If you pass tissue type matching, the final crossmatch test mixes donor and recipient cells and serum to determine whether your body will attempt to reject the kidney.  Throughout your life, your body makes substances called antibodies that act to destroy foreign materials. You may make antibodies each time you have an infection, are pregnant, have a blood transfusion or undergo a kidney transplant. If you have antibodies to the donor kidney, your body will destroy the kidney. So the final crossmatch test is to ensure that you don’t have antibodies to the donor. The test outcome is either positive or negative: a positive crossmatch means that you have responded to the donor and that the transplant should not be carried out; a negative crossmatch means that you have not responded to the donor and therefore transplantation should be safe.

(The above info is a summary from the UCSF Health website.)

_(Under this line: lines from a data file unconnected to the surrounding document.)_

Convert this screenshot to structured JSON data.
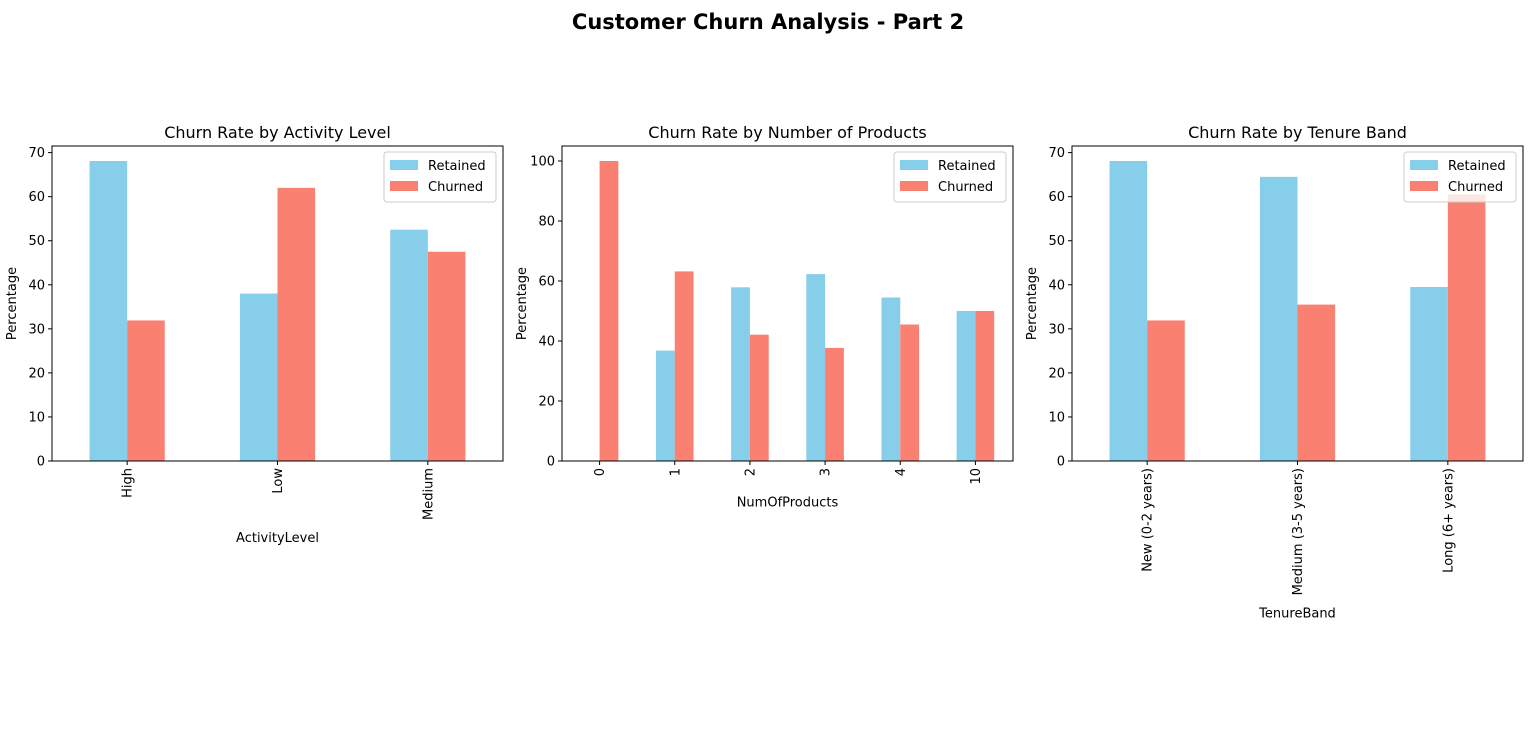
{
  "figure": {
    "suptitle": "Customer Churn Analysis - Part 2"
  },
  "colors": {
    "retained": "#87CEEB",
    "churned": "#FA8072"
  },
  "chart_data": [
    {
      "type": "bar",
      "title": "Churn Rate by Activity Level",
      "xlabel": "ActivityLevel",
      "ylabel": "Percentage",
      "categories": [
        "High",
        "Low",
        "Medium"
      ],
      "series": [
        {
          "name": "Retained",
          "values": [
            68.1,
            38.0,
            52.5
          ]
        },
        {
          "name": "Churned",
          "values": [
            31.9,
            62.0,
            47.5
          ]
        }
      ],
      "ylim": [
        0,
        71.5
      ],
      "yticks": [
        0,
        10,
        20,
        30,
        40,
        50,
        60,
        70
      ],
      "xtick_rotation": 90,
      "legend": "upper right",
      "grid": false
    },
    {
      "type": "bar",
      "title": "Churn Rate by Number of Products",
      "xlabel": "NumOfProducts",
      "ylabel": "Percentage",
      "categories": [
        "0",
        "1",
        "2",
        "3",
        "4",
        "10"
      ],
      "series": [
        {
          "name": "Retained",
          "values": [
            0,
            36.8,
            57.9,
            62.3,
            54.5,
            50.0
          ]
        },
        {
          "name": "Churned",
          "values": [
            100,
            63.2,
            42.1,
            37.7,
            45.5,
            50.0
          ]
        }
      ],
      "ylim": [
        0,
        105
      ],
      "yticks": [
        0,
        20,
        40,
        60,
        80,
        100
      ],
      "xtick_rotation": 90,
      "legend": "upper right",
      "grid": false
    },
    {
      "type": "bar",
      "title": "Churn Rate by Tenure Band",
      "xlabel": "TenureBand",
      "ylabel": "Percentage",
      "categories": [
        "New (0-2 years)",
        "Medium (3-5 years)",
        "Long (6+ years)"
      ],
      "series": [
        {
          "name": "Retained",
          "values": [
            68.1,
            64.5,
            39.5
          ]
        },
        {
          "name": "Churned",
          "values": [
            31.9,
            35.5,
            60.5
          ]
        }
      ],
      "ylim": [
        0,
        71.5
      ],
      "yticks": [
        0,
        10,
        20,
        30,
        40,
        50,
        60,
        70
      ],
      "xtick_rotation": 90,
      "legend": "upper right",
      "grid": false
    }
  ]
}
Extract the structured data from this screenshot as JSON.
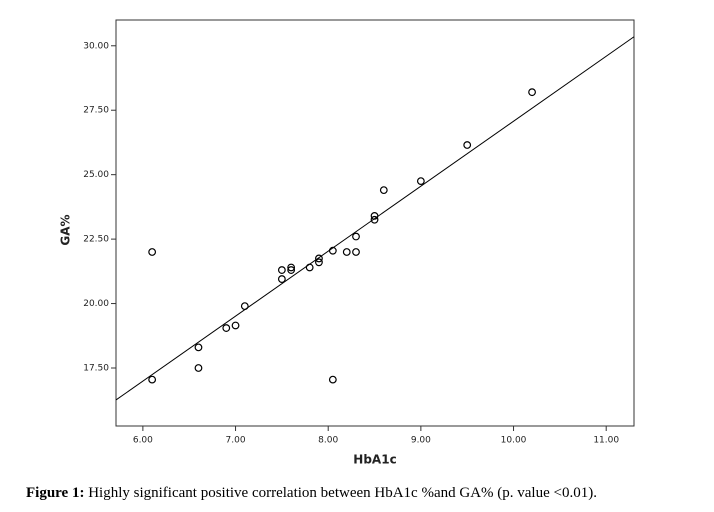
{
  "chart_data": {
    "type": "scatter",
    "x_label": "HbA1c",
    "y_label": "GA%",
    "caption_label": "Figure 1:",
    "caption": "Highly significant positive correlation between HbA1c %and GA% (p. value <0.01).",
    "x": [
      6.1,
      6.1,
      6.6,
      6.6,
      6.9,
      7.0,
      7.1,
      7.5,
      7.5,
      7.6,
      7.6,
      7.8,
      7.9,
      7.9,
      8.05,
      8.05,
      8.2,
      8.3,
      8.3,
      8.5,
      8.5,
      8.6,
      9.0,
      9.5,
      10.2
    ],
    "values": [
      22.0,
      17.05,
      18.3,
      17.5,
      19.05,
      19.15,
      19.9,
      21.3,
      20.95,
      21.4,
      21.3,
      21.4,
      21.75,
      21.6,
      22.05,
      17.05,
      22.0,
      22.0,
      22.6,
      23.4,
      23.25,
      24.4,
      24.75,
      26.15,
      28.2
    ],
    "color": "#000000",
    "fit_line": {
      "x": [
        5.71,
        11.3
      ],
      "y": [
        16.26,
        30.35
      ]
    },
    "xlim": [
      5.71,
      11.3
    ],
    "ylim": [
      15.25,
      31.0
    ],
    "xticks": [
      {
        "value": 6,
        "label": "6.00"
      },
      {
        "value": 7,
        "label": "7.00"
      },
      {
        "value": 8,
        "label": "8.00"
      },
      {
        "value": 9,
        "label": "9.00"
      },
      {
        "value": 10,
        "label": "10.00"
      },
      {
        "value": 11,
        "label": "11.00"
      }
    ],
    "yticks": [
      {
        "value": 17.5,
        "label": "17.50"
      },
      {
        "value": 20,
        "label": "20.00"
      },
      {
        "value": 22.5,
        "label": "22.50"
      },
      {
        "value": 25,
        "label": "25.00"
      },
      {
        "value": 27.5,
        "label": "27.50"
      },
      {
        "value": 30,
        "label": "30.00"
      }
    ]
  }
}
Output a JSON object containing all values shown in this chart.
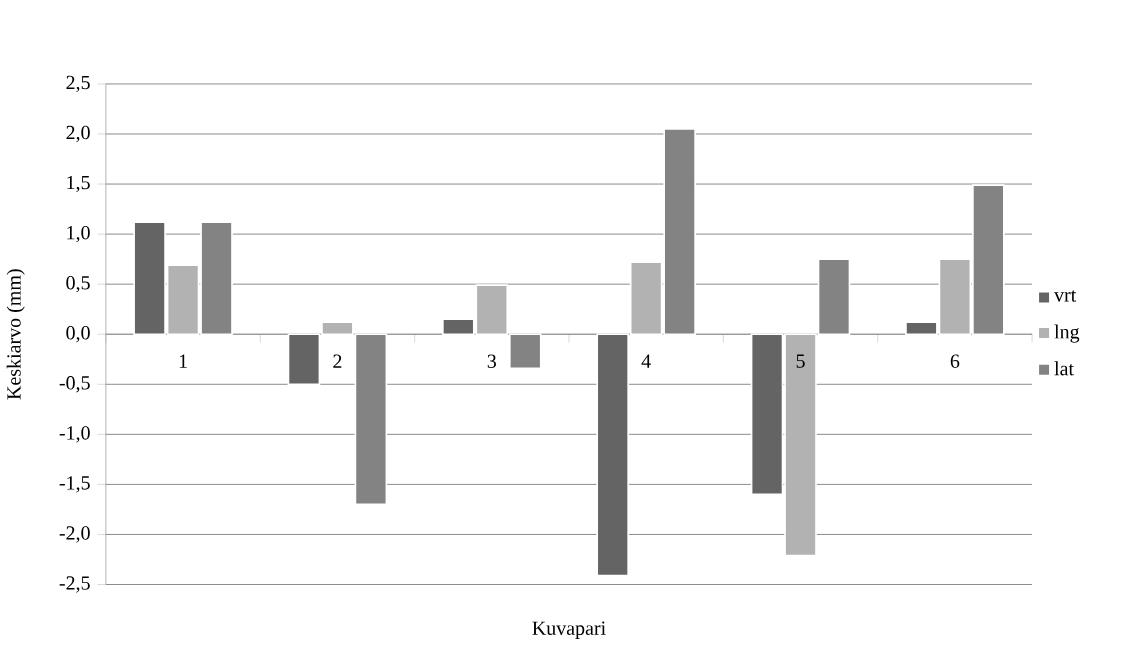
{
  "chart_data": {
    "type": "bar",
    "xlabel": "Kuvapari",
    "ylabel": "Keskiarvo (mm)",
    "categories": [
      "1",
      "2",
      "3",
      "4",
      "5",
      "6"
    ],
    "series": [
      {
        "name": "vrt",
        "color": "#646464",
        "values": [
          1.12,
          -0.5,
          0.15,
          -2.41,
          -1.6,
          0.12
        ]
      },
      {
        "name": "lng",
        "color": "#b2b2b2",
        "values": [
          0.69,
          0.12,
          0.49,
          0.72,
          -2.21,
          0.75
        ]
      },
      {
        "name": "lat",
        "color": "#838383",
        "values": [
          1.12,
          -1.7,
          -0.34,
          2.05,
          0.75,
          1.49
        ]
      }
    ],
    "ylim": [
      -2.5,
      2.5
    ],
    "yticks": [
      {
        "value": -2.5,
        "label": "-2,5"
      },
      {
        "value": -2.0,
        "label": "-2,0"
      },
      {
        "value": -1.5,
        "label": "-1,5"
      },
      {
        "value": -1.0,
        "label": "-1,0"
      },
      {
        "value": -0.5,
        "label": "-0,5"
      },
      {
        "value": 0,
        "label": "0,0"
      },
      {
        "value": 0.5,
        "label": "0,5"
      },
      {
        "value": 1.0,
        "label": "1,0"
      },
      {
        "value": 1.5,
        "label": "1,5"
      },
      {
        "value": 2.0,
        "label": "2,0"
      },
      {
        "value": 2.5,
        "label": "2,5"
      }
    ],
    "grid": "y",
    "legend": "right"
  }
}
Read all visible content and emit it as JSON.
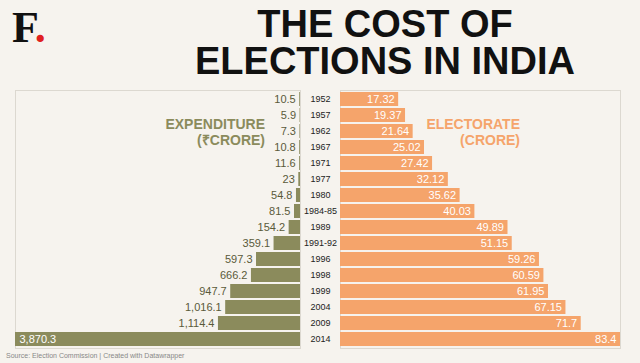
{
  "logo": "F.",
  "source": "Source: Election Commission | Created with Datawrapper",
  "chart_data": [
    {
      "type": "bar",
      "orientation": "horizontal",
      "title": "THE COST OF ELECTIONS IN INDIA",
      "categories": [
        "1952",
        "1957",
        "1962",
        "1967",
        "1971",
        "1977",
        "1980",
        "1984-85",
        "1989",
        "1991-92",
        "1996",
        "1998",
        "1999",
        "2004",
        "2009",
        "2014"
      ],
      "series": [
        {
          "name": "EXPENDITURE (₹CRORE)",
          "color": "#8b8b5c",
          "values": [
            10.5,
            5.9,
            7.3,
            10.8,
            11.6,
            23,
            54.8,
            81.5,
            154.2,
            359.1,
            597.3,
            666.2,
            947.7,
            1016.1,
            1114.4,
            3870.3
          ],
          "value_labels": [
            "10.5",
            "5.9",
            "7.3",
            "10.8",
            "11.6",
            "23",
            "54.8",
            "81.5",
            "154.2",
            "359.1",
            "597.3",
            "666.2",
            "947.7",
            "1,016.1",
            "1,114.4",
            "3,870.3"
          ]
        }
      ],
      "xlim": [
        0,
        3870.3
      ],
      "data_labels": true,
      "tick_labels": "y"
    },
    {
      "type": "bar",
      "orientation": "horizontal",
      "categories": [
        "1952",
        "1957",
        "1962",
        "1967",
        "1971",
        "1977",
        "1980",
        "1984-85",
        "1989",
        "1991-92",
        "1996",
        "1998",
        "1999",
        "2004",
        "2009",
        "2014"
      ],
      "series": [
        {
          "name": "ELECTORATE (CRORE)",
          "color": "#f5a46b",
          "values": [
            17.32,
            19.37,
            21.64,
            25.02,
            27.42,
            32.12,
            35.62,
            40.03,
            49.89,
            51.15,
            59.26,
            60.59,
            61.95,
            67.15,
            71.7,
            83.4
          ]
        }
      ],
      "xlim": [
        0,
        83.4
      ],
      "data_labels": true,
      "tick_labels": false
    }
  ]
}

So, in summary, the deceased donation transplant process works like this:

  • You provide regular (usually monthly) blood samples to your transplant hospital/blood service. Then, when
  • A kidney becomes available to your transplant hospital
  • If your name is at or near the top of the waiting list (based on the time you have been waiting)
  • The transplanting hospital/blood service will check that your blood type matches the donor’s
  • If OK, they will test your tissue type compatibility
  • If acceptable, they will crossmatch your cells with the donor’s
  • If there is a negative crossmatch,
  • They will offer you the kidney.

Then the fun begins, and it’s usually worth the wait.